# factrix — LLM reference

> factrix is a polars-native Python library that answers one question for a given
> factor signal: **Does this factor carry statistical edge?** It runs the
> appropriate statistical procedure (IC regression, Fama-MacBeth, CAAR event
> study, or timeseries beta) based on a three-axis config, returns a structured
> result with a p-value and warning flags, and screens large candidate sets with
> per-family BHY FDR correction.

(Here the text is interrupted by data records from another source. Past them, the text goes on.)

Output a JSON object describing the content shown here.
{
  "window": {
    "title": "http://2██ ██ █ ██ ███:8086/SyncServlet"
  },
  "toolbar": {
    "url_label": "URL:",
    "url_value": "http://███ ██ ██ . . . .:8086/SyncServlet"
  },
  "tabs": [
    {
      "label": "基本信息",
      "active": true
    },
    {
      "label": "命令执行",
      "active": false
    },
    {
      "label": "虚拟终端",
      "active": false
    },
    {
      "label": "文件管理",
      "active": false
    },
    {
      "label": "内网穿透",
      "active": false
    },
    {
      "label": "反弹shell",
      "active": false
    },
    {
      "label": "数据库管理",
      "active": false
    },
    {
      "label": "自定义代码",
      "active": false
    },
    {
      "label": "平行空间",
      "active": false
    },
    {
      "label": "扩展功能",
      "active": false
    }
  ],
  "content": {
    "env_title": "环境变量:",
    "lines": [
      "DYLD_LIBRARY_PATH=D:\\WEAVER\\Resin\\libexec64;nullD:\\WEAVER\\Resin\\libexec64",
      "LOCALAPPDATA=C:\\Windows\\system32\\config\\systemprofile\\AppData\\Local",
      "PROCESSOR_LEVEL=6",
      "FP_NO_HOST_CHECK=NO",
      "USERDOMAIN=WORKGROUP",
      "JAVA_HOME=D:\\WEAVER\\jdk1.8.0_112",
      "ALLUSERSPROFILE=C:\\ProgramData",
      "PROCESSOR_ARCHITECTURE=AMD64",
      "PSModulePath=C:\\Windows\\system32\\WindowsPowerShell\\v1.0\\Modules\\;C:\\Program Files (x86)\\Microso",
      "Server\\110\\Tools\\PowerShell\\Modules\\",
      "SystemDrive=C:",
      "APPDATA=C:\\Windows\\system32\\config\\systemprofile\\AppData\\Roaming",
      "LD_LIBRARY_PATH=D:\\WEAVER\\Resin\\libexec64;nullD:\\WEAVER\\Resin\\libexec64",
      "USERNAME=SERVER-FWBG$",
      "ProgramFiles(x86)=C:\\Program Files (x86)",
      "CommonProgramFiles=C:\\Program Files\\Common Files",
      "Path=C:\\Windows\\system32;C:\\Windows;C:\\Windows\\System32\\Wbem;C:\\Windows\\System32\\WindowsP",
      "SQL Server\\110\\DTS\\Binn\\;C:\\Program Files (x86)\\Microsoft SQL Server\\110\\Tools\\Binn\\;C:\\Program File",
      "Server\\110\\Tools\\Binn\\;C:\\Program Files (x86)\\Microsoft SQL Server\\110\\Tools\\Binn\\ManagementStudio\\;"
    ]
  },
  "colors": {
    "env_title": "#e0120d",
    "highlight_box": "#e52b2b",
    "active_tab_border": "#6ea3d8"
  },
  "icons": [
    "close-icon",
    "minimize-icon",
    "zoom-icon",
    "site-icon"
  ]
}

Install:
> `uv pip install git+https://github.com/awwesomeman/factrix.git`

Source: https://github.com/awwesomeman/factrix
Docs: https://awwesomeman.github.io/factrix/
Full index: https://awwesomeman.github.io/factrix/llms.txt

---

## Core concept: three axes

Every analysis is specified by three orthogonal axes that together select the
statistical procedure.

**FactorScope** — who carries the factor value:
- `INDIVIDUAL` — each asset has its own factor value per date (cross-sectional
  signal, e.g. P/B ratio)
- `COMMON` — a single factor value is broadcast to all assets per date (macro
  signal, e.g. VIX)

**Signal** — the value type:
- `CONTINUOUS` — real-valued (returns, z-scores, raw fundamentals)
- `SPARSE` — `{0, R}` event trigger: zero on non-event entries, arbitrary real
  magnitude otherwise (event flags, regime dummies; canonical `{-1, 0, +1}`)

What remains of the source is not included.